Recommendation: Ensure decks, bulkheads, and deckheads in food preparation, warewashing, pantries, bars, and food and equipment storage areas are constructed and maintained for easy cleaning.
Item No.: 36
Site: Bar-Yacht Club
Violation: The light intensity could not be increased to at least 220 lux for cleaning operations.
Recommendation: In bars and dining room waiter stations, provide 220 lux (20 foot candles) light intensity during cleaning operations.
Item No.: 36
Site: Buffet-Crew Mess
Violation: The light intensity was less than 110 lux behind the counter-mounted oven at the bread station.
Recommendation: Ensure the light intensity is at least 110 lux (10 foot candles) at a distance of 75 centimeters (30 inches) above the deck when in use, in walk-in refrigerator units and dry storage areas, and in other areas and rooms during periods of cleaning. Ensure the light intensity is at least 110 lux (10 foot candles) behind and around mounted equipment, including counter-mounted equipment.
Item No.: 36
Site: Galley-
Violation: The light intensity was less than 220 lux at the preparation counter above refrigerator #2.
Recommendation: Ensure the light intensity is at least 220 lux (20 foot candles) on food preparation surfaces, and at a distance of 75 centimeters (30 inches) above the deck in food preparation areas, handwashing facilities, warewashing areas, equipment, and utensil storage, pantries, toilet rooms, and consumer self-service areas.
Item No.: 36
Site: Galley-Room Service
Violation: The light intensity behind the ice machine was less than 110 lux.

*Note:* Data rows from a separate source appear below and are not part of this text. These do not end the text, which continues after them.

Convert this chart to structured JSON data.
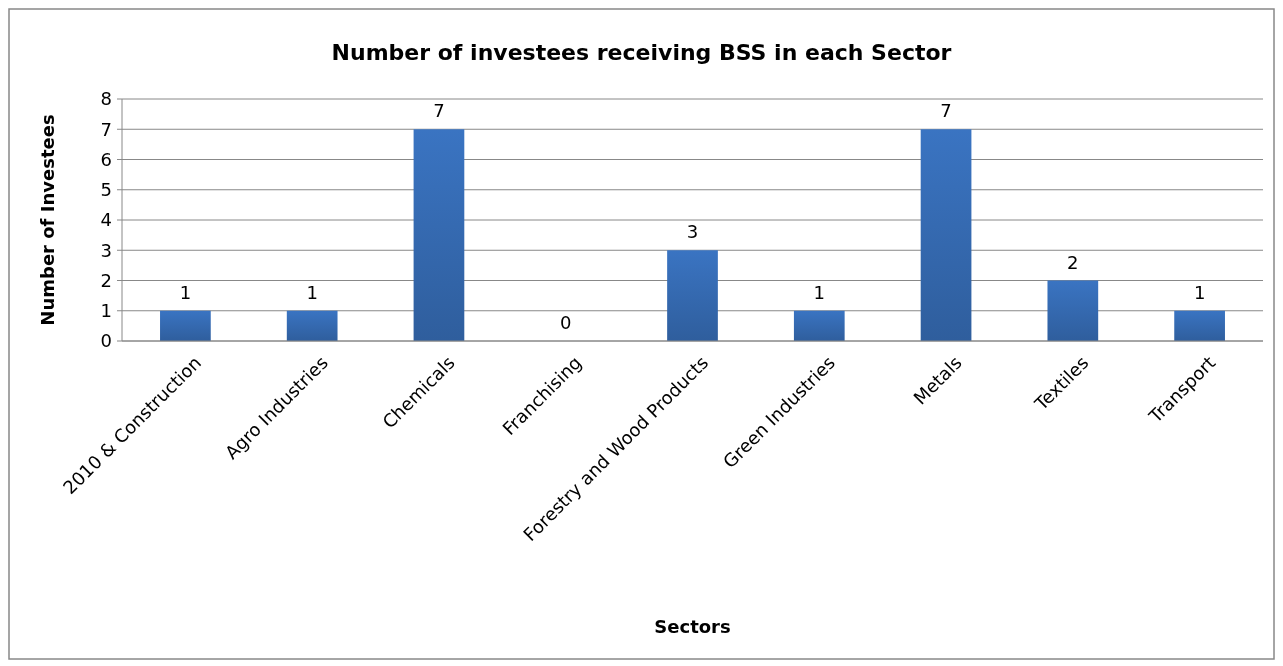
{
  "chart_data": {
    "type": "bar",
    "title": "Number of investees receiving BSS in each Sector",
    "xlabel": "Sectors",
    "ylabel": "Number of Investees",
    "categories": [
      "2010 & Construction",
      "Agro Industries",
      "Chemicals",
      "Franchising",
      "Forestry and Wood Products",
      "Green Industries",
      "Metals",
      "Textiles",
      "Transport"
    ],
    "values": [
      1,
      1,
      7,
      0,
      3,
      1,
      7,
      2,
      1
    ],
    "color": "#3a74c2",
    "ylim": [
      0,
      8
    ],
    "yticks": [
      0,
      1,
      2,
      3,
      4,
      5,
      6,
      7,
      8
    ],
    "grid": "y",
    "data_labels": true
  }
}
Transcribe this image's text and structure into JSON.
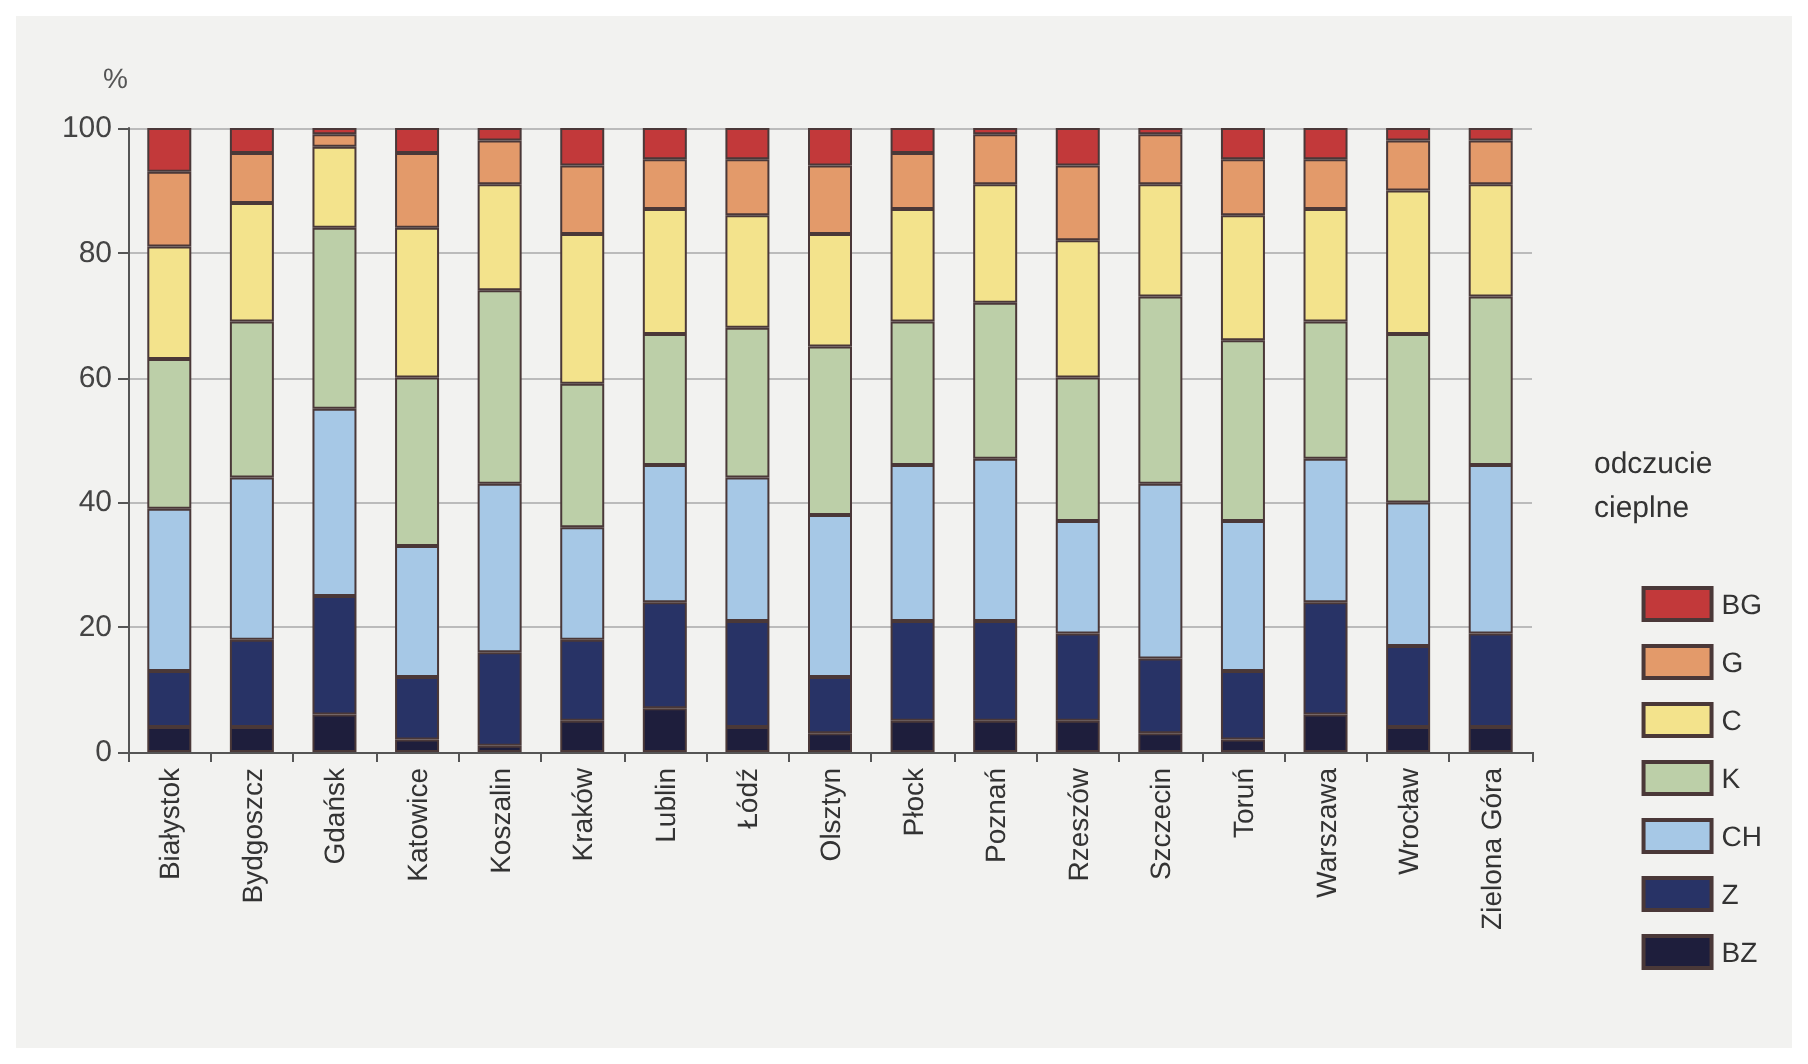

Recommendation: Ensure the light intensity is at least 110 lux (10 foot candles) at a distance of 75 centimeters (30 inches) above the deck when in use, in walk-in refrigerator units and dry storage areas, and in other areas and rooms during periods of cleaning. Ensure the light intensity is at least 110 lux (10 foot candles) behind and around mounted equipment, including counter-mounted equipment.
Item No.: 38
Site: Pantry-Deck 6 Housekeeping Pantry
Violation: A large brush/broom was stored behind the ice machine.
Recommendation: Ensure only articles necessary for the food service operation are stored in food preparation, food storage, and warewashing areas. Ensure maintenance tools such as mops, brooms, and similar items are stored in a designated locker so they do not contaminate food, food-contact surfaces of utensils, and equipment, linens, and single-service and single-use articles.
Item No.: 40
Site: Integrated Pest Management-Training
Violation: There was no training documented for the housekeeping person accepting incoming flowers.
Recommendation: Ensure the IPM Plan includes provisions for logs for active monitoring of pest sightings in operational areas of the vessel. Ensure the IPM plan includes provisions for training of crew members in charge of log completion. Record the time of the active monitoring inspections in the log. Document the training of the pest-control personnel.
Item No.: 40
Site: Integrated Pest Management-Active Monitoring
Violation: There were no records documenting IPM verifications for the engine areas for December and for the housekeeping areas for December and January.
Recommendation: Inspect all food areas at a frequency that can quickly detect the evidence of pests, harborage conditions, cleanliness, and protection of outer openings. In nonfood areas, give reasonable care to conduct inspections for the presence of insects, rodents, and other pests. Inspect the garbage handling areas of the vessel at least weekly for the presence of insects, rodents, and other pests. Maintain the results of these inspections in a log.